Clean metadata and structure so that material is easy to search and repurpose later.
Once that foundation exists, AI becomes a force multiplier rather than a substitute:
Helping find the right moments in hours of footage.
Suggesting rough assemblies, alternates or trims you can then refine with human judgment.
Generating safe, on‑brand derivatives - different aspect ratios, cut‑downs, light localisations - without re‑shooting the core story.
The result is a library that still feels unmistakably human, but behaves like a smart system in the background. It is far more efficient than weeks of prompt‑tweaking, because the material already is what it needs to be; we’re simply making it easier to access and adapt.
Being the bridge between AI and creativity
In this landscape, my role is to act as that bridge. I speak both languages: the emotional language of performance, composition and story, and the technical language of workflows, models and versioning. Practically, that looks like:
Starting every project by defining the human truth at its centre, not the toolset we’ll use.

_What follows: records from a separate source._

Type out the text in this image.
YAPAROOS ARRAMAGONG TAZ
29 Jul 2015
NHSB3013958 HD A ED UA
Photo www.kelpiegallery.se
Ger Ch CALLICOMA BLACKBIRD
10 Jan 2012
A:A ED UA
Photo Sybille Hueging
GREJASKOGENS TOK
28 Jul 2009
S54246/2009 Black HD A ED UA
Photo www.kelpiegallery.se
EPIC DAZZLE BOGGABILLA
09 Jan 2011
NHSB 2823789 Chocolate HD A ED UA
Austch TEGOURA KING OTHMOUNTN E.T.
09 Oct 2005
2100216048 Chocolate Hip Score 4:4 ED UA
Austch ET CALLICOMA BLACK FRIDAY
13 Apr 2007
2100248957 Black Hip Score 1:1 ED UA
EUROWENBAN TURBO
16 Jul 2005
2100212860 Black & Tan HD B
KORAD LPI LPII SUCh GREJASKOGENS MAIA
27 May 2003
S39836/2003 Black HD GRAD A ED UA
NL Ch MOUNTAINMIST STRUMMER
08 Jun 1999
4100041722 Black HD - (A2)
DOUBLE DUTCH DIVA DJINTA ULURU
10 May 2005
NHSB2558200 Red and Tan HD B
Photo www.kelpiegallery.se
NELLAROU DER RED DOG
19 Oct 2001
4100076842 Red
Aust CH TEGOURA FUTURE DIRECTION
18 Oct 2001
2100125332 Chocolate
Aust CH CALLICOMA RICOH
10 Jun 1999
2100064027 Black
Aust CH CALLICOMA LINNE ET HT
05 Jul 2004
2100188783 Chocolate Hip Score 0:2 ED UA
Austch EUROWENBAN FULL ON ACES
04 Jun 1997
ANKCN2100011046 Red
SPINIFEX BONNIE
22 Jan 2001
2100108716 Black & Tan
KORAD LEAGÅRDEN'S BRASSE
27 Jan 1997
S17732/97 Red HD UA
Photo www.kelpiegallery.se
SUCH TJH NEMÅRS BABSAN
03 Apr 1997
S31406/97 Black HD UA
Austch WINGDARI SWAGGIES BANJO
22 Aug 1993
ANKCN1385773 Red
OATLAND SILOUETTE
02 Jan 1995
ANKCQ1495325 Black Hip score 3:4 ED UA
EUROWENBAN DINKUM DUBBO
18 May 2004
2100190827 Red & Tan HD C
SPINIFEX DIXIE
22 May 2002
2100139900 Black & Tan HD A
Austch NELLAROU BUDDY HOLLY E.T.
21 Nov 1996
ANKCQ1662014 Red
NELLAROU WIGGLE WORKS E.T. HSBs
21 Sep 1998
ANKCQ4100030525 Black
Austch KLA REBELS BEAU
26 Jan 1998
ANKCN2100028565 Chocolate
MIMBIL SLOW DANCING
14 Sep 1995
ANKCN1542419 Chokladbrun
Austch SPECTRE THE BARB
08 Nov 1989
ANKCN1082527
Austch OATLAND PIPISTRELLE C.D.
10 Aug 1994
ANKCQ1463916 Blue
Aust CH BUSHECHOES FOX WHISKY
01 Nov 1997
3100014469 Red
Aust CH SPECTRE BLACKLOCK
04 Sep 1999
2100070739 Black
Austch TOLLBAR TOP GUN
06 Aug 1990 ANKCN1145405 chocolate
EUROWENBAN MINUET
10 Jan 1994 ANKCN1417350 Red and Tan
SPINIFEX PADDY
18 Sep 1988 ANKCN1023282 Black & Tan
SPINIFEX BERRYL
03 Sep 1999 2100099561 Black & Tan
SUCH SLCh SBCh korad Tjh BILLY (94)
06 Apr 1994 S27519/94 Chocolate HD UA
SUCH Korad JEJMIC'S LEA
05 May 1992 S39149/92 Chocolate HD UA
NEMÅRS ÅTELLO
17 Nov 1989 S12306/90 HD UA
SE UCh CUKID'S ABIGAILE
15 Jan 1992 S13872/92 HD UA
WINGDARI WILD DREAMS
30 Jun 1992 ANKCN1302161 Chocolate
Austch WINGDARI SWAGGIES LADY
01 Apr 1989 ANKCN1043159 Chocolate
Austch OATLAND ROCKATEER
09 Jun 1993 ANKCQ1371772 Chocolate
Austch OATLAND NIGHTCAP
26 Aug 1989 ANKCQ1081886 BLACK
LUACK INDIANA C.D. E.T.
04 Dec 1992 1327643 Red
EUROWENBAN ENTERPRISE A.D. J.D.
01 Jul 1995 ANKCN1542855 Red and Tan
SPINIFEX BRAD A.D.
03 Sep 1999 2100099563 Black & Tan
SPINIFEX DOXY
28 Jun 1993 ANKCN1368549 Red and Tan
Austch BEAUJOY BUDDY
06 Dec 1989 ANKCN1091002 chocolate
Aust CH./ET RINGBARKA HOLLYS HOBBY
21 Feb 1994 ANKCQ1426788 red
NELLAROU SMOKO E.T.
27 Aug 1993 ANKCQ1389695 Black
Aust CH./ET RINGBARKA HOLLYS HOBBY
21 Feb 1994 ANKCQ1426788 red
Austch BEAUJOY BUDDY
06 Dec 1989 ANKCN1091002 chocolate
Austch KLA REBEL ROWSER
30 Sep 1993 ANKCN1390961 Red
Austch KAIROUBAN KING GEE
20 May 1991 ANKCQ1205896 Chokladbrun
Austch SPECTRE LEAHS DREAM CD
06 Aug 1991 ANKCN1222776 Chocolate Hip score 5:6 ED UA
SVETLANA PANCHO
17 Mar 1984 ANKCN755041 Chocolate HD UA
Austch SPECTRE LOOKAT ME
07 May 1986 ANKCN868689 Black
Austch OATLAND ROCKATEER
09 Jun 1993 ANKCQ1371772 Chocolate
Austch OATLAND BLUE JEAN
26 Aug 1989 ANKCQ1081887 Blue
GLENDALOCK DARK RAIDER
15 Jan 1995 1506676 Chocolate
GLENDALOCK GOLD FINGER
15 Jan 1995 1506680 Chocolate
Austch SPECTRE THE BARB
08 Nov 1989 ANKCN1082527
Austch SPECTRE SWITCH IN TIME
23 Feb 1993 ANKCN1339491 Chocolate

Designing shoots that anticipate how assets will be re‑used, so every hour on set multiplies across your future pipeline.
Using AI in post to remove drudge work and open creative options, while keeping final calls on tone, ethics and representation firmly human.
Advising on how your content bank can evolve into an AI‑ready library without compromising contributor trust or IP control.
For brands, this means you don’t have to choose between ‘hand‑crafted’ and ‘hi‑tech’, or between emotional resonance and operational efficiency. You can have a process that treats people and stories with care, and still gives your teams a flexible, intelligent asset base to work from.
What clients are really looking for
If you strip away the jargon, most clients want the same thing: stories that feel true, at a scale that feels sustainable. They want to know that the faces in their campaigns are comfortable with how they’re being portrayed. They want reassurance that their content won’t explode into a rights issue six months down the line. They want material that can stretch across channels and markets without feeling templated or tired.
The post‑Sora world is telling us that the answer is not another deepfake app. It’s a new layer of production intelligence built around each brand’s own IP and creative culture. My job is to help you build that layer in a way that never loses sight of the humans at its centre - on camera, behind the camera, and in the audience.